Pengusaha Minta DPR Tak Buru-buru Ketok Revisi UU Persaingan Usaha

Pengusaha Minta DPR Tak Buru-buru Ketok Revisi UU Persaingan Usaha

Achmad Dwi Afriyadi - detikFinance
Rabu, 16 Jan 2019 22:35 WIB
Foto: Muhammad Idris/detikFinance
Jakarta - Kamar Dagang dan Industri (Kadin) Indonesia bersama Asosiasi Pengusaha Indonesia (Apindo) meminta DPR tidak buru-buru memutuskan amandemen Undang-undang (UU) nomor 5 tahun 1999 tentang Larangan Praktek Monopoli dan Persaingan Usaha Tidak Sehat.

Dalam keterangan tertulis yang diterima detikFinance, Rabu (16/1/2019), rancangan UU tersebut diperlukan untuk menumbuhkan daya saing ekonomi nasional, tapi apabila tidak tepat justru akan kontra produktif bagi iklim usaha di Indonesia.

Pada keterangan tersebut dijelaskan, ada beberapa hal yang perlu mendapat perhatian. Di antaranya, mengenai banyaknya definisi yang masih kabur dan menimbulkan multitafsir. Contohnya, definisi persaingan usaha tidak sehat, praktik monopoli, pemusatan kekuatan ekonomi, dan pasar bersangkutan.

SCROLL TO CONTINUE WITH CONTENT


"Padahal mayoritas pasal-pasal dalam RUU-PU adalah untuk membuktikan terjadinya persaingan tidak sehat, terjadinya praktek monopoli, pemusatan kekuatan ekonomi, dan pasar bersangkutan," bunyi keterangan tersebut.

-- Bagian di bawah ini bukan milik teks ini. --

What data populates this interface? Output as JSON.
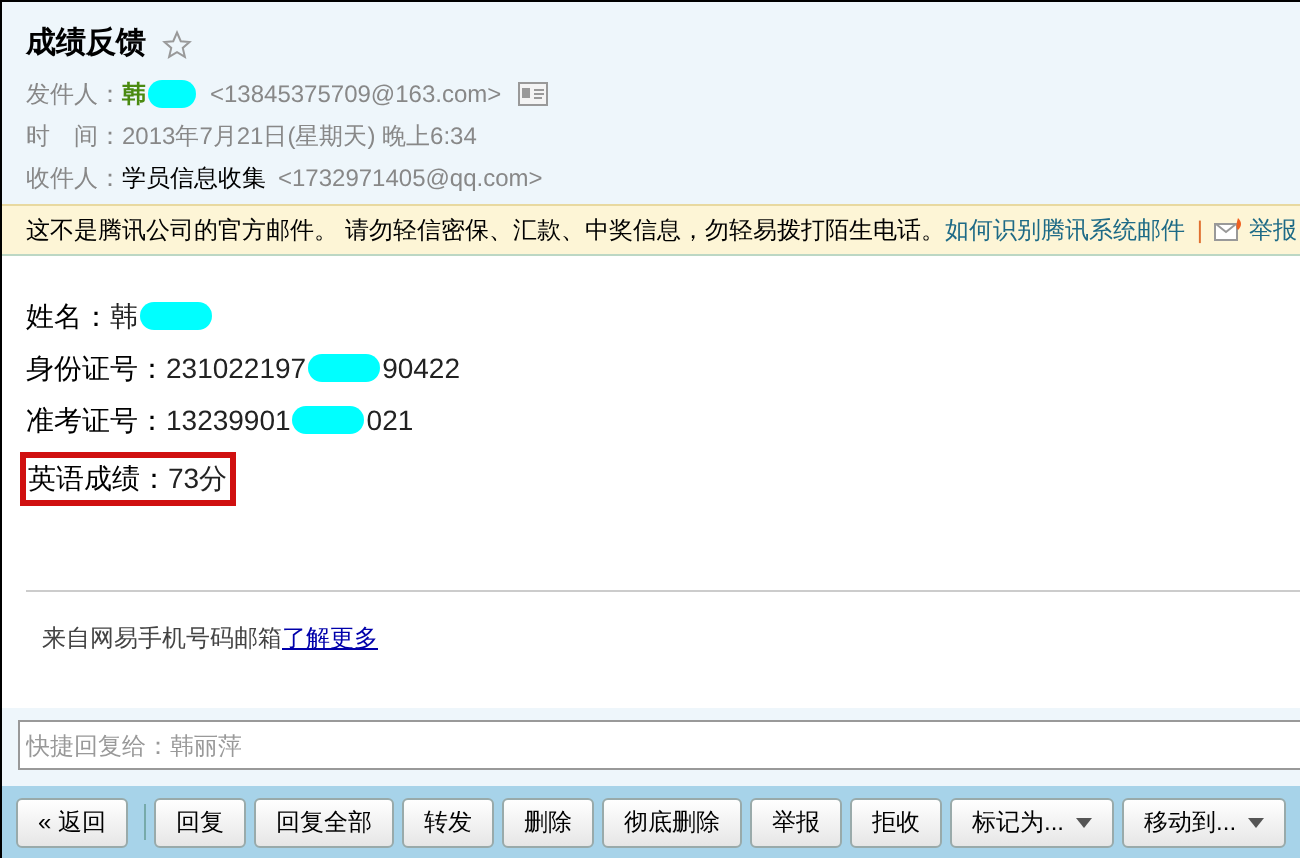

Selanjutnya, mengenai penggabungan atau peleburan masih belum jelas. Contohnya, apakah itu wajib memberitahukan atau wajib mendapatkan persetujuan dari Komisi Pengawas Persaingan Usaha (KPPU) sebelum melakukan penggabungan.

"Sanksi hingga sebesar 25% dari nilai transaksi hanya karena lalai memberitahukan kepada KPPU dirasakan terlalu besar, termasuk sanksi publikasi dalam daftar hitam pelaku usaha. Pembelian aset oleh satu perusahaan kepada perusahaan lain seharusnya tidak bisa dikategorikan sebagai merger atau akuisisi yang harus dilaporkan kepada KPPU," paparnya.


Lalu, pasal tentang kemitraan akan bersifat kontra produktif bagi upaya mengembangkan kemitraan. Ancaman hukuman yang berat termasuk denda 25% dari nilai transaksi menyebabkan usaha besar enggan untuk bermitra dengan usaha kecil.

"Dalam hal ini yang dirugikan adalah usaha kecil/menengah karena akan sulit mencari mitra usaha besar. Pasal yang seharusnya di rumuskan justru harus bisa merangsang/memotivasi terjadinya kemitraan antara usaha besar dengan UKM," bunyi keterangan tersebut.

Pengaturan denda

Sementara, KPPU sebagai lembaga pengawas masih memiliki kewenangan yang menyatu (integrated), di mana KPPU dapat bertindak sebagai pelapor, pemeriksa/penuntut, dan sebagai pemutus (hakim), dan bahkan pada saat keberatan diajukan ke Pengadilan Negeri dan Mahkamah Agung KPPU berposisi sebagai pihak.

"Kadin dan Apindo berpendapat bahwa kewenangan tersebut seharusnya di pisahkan antara sebagai penuntut dan sebagai hak," sambungnya.

Pada keterangan ini juga memuat tentang keberatan. Pertama, denda sebesar maksimum 25% dari nilai penjualan harus diganti dengan denda berdasarkan illegal profit atau maksimum dua atau tiga kali dari ilegal profit.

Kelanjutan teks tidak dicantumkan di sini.